American Music for Mandolin and Guitar
Tyler KAISER (b.1962) The Fates [7:35]; Tom FEBONIO (b.1950) Water Ballads [16:36];
Timothy EDWARDS (b.1962) Strange Attractor [6:33]; Lawrence AXELROD (b.1960) Mercurials [6:31]; Mark DELPRIORA (b.1959) Sonata [11:49]; Jay GORDON (b.1956) Daimonelix [7:52]; Jeffrey HARRINGTON (b.1955) Indigo Trails[5:43]
Daniel Ahlert (mandolin)
Birgit Schwab (guitar)
rec. October 2010, Burg Sternberg, Extertal, Germany
NAXOS 8.559686 [62:08]

Mandolinist Daniel Ahlert and guitarist Birgit Schwab are a superb duo who have been playing together for twenty years. Many of the works included on this recording were written for this partnership. Their level of technique and musicianship is highly assured throughout this recital devoted to American contemporary music. The music is only contemporary in that the majority of the programme was composed this century. There’s nothing contemporary about the actual musical style of any of the pieces - it’s all tonal and quite attractive but there’s nothing thorny or, to be frank, ground-breaking and innovative. In reality the style is more popular than contemporary so don’t expect any Webern or Boulez.
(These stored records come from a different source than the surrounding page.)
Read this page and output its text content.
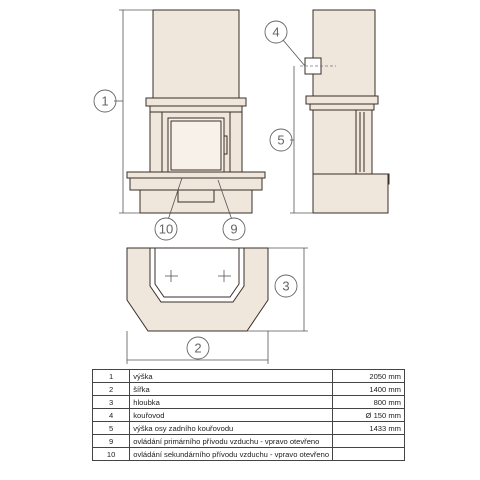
1
10	9
5
4
3
2
1	výška	2050 mm
2	šířka	1400 mm
3	hloubka	800 mm
4	kouřovod	Ø 150 mm
5	výška osy zadního kouřovodu	1433 mm
9	ovládání primárního přívodu vzduchu - vpravo otevřeno	
10	ovládání sekundárního přívodu vzduchu - vpravo otevřeno	
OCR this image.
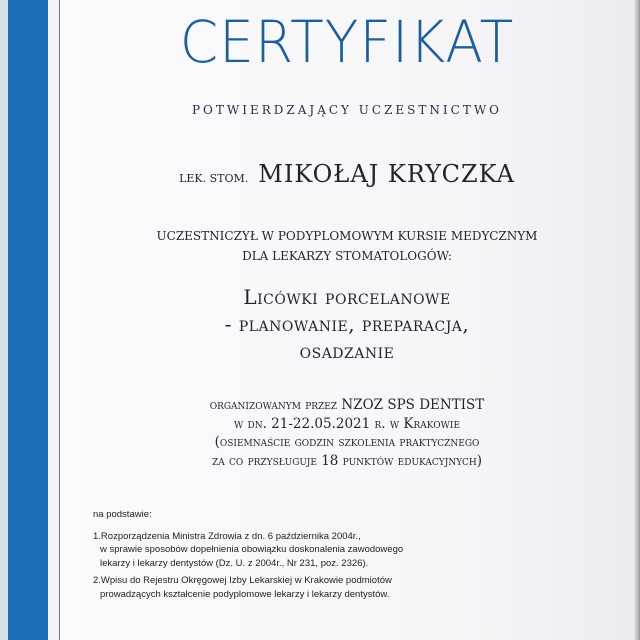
CERTYFIKAT
POTWIERDZAJĄCY UCZESTNICTWO
LEK. STOM. MIKOŁAJ KRYCZKA
UCZESTNICZYŁ W PODYPLOMOWYM KURSIE MEDYCZNYM
DLA LEKARZY STOMATOLOGÓW:
Licówki porcelanowe
- planowanie, preparacja,
osadzanie
organizowanym przez NZOZ SPS DENTIST
w dn. 21-22.05.2021 r. w Krakowie
(osiemnaście godzin szkolenia praktycznego
za co przysługuje 18 punktów edukacyjnych)

na podstawie:

1.Rozporządzenia Ministra Zdrowia z dn. 6 października 2004r.,
w sprawie sposobów dopełnienia obowiązku doskonalenia zawodowego
lekarzy i lekarzy dentystów (Dz. U. z 2004r., Nr 231, poz. 2326).

2.Wpisu do Rejestru Okręgowej Izby Lekarskiej w Krakowie podmiotów
prowadzących kształcenie podyplomowe lekarzy i lekarzy dentystów.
Personally this is the sort of CD that I would only dip into occasionally. I find it all rather tiring on the ear for two reasons. First of all there is very little dynamic contrast to be heard. Secondly, the timbre of the instruments and the absence of a sustained singing tone get monotonous after a while. This is a criticism of the instrumentation and not of the musicianship. I’m sure that mandolin and guitar aficionados will be bowled over by the standard of performance achieved here.
Tom Febonio’s Water Ballads is a suite of five short movements with a charming, almost childlike simplicity. This is pleasant, tuneful music and it’s very easy on the ear. The Fates and Strange Attractor are well crafted with interesting rhythmic antiphonal effects between the instruments. The stereo separation on the excellent Naxos recording allows this interplay to come over with good effect. Mercurials is a set of four short studies with contrasting moods but with a somewhat thin and limited musical content. It sounds fun to play but not particularly interesting to listen to. The Sonata by Mark Delpriora is in two contrasting movements, one slow and melancholic, the other lively and - to quote the composer - giddy, inspired as it was by lizards hopping from rock to rock in Italy. Giddy it may be but it certainly has a good forward momentum to it and it is, after Water Ballads, probably the best work on the disc. Daimonelix was inspired by rock formations found in a remote region of Nebraska. The music is a gentle, hushed rumination. The work captures the hushed serenity of the landscape and on that basis it can be deemed a successful nature portrait. Maybe it outstays its welcome, running as it does for eight minutes. It would be interesting to hear an orchestral transcription. The instrumentation is, as with many of the pieces in the recital, a handicap with the inherent lack of contrast and dynamic. Indigo Trails covers much the same ground as Daimonelix despite the claims of the composer that the music is inspired by popular electronic rock and Middle Eastern music. As with everything else on the disc it is brilliantly played.  

John Whitmore
Fine musicianship but lacks musical contrast.